Die "Böhmische Fosnacht" basiert auf Ritualen, die früher von Bewohnern jenseits der Grenze leidenschaftlich gepflegt wurden. Viele Sudetendeutsche, die in der Gegend um Schönsee sesshaft wurden, haben diese Bräuche nach Bayern importiert. Bereits ab Anfang der 50er Jahre gab es erste Versuche, die Gepflogenheiten zu rekonstruieren. Auf den Erfahrungsschatz dieser Aussiedler stützte sich die Faschingsgesellschaft, die diese Tradition in den 90er Jahren wieder zum Leben erweckte. Zu dem Spektakel gehören derbe Bräuche wie das "Rudln", das Wälzen mit einem Partner im Schnee. Vor allem auf junge Mädchen haben es die "Hanswurstn" dabei abgesehen. Mehrere nicht alltägliche Subjekte wie der "Laffara" spielen die Hauptrolle im Ensemble. Bauer, Magd, Knecht, Säer und Strohmänner ergänzen die Gruppe. Auch vor Purzelbäumen auf dem harten Pflaster schreckte in der Vergangenheit so mancher nicht zurück.

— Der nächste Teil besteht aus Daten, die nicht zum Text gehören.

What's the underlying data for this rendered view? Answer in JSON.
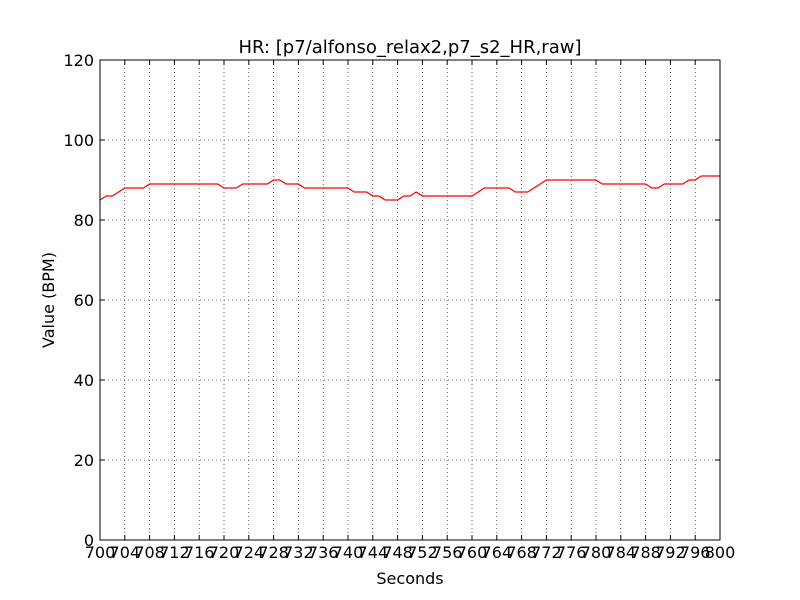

Das Einseifen und die Rasur eines Zuschauers gehören ebenfalls zur "Böhmischen Fosnacht". Außerdem werden auch spektakuläre Schandtaten aus dem lokalen Umfeld beim "Aussingen" thematisiert. Eine "Muse (Musik), die sich eigens für die Faschingstage formiert, begleitet die skurrilen Gestalten.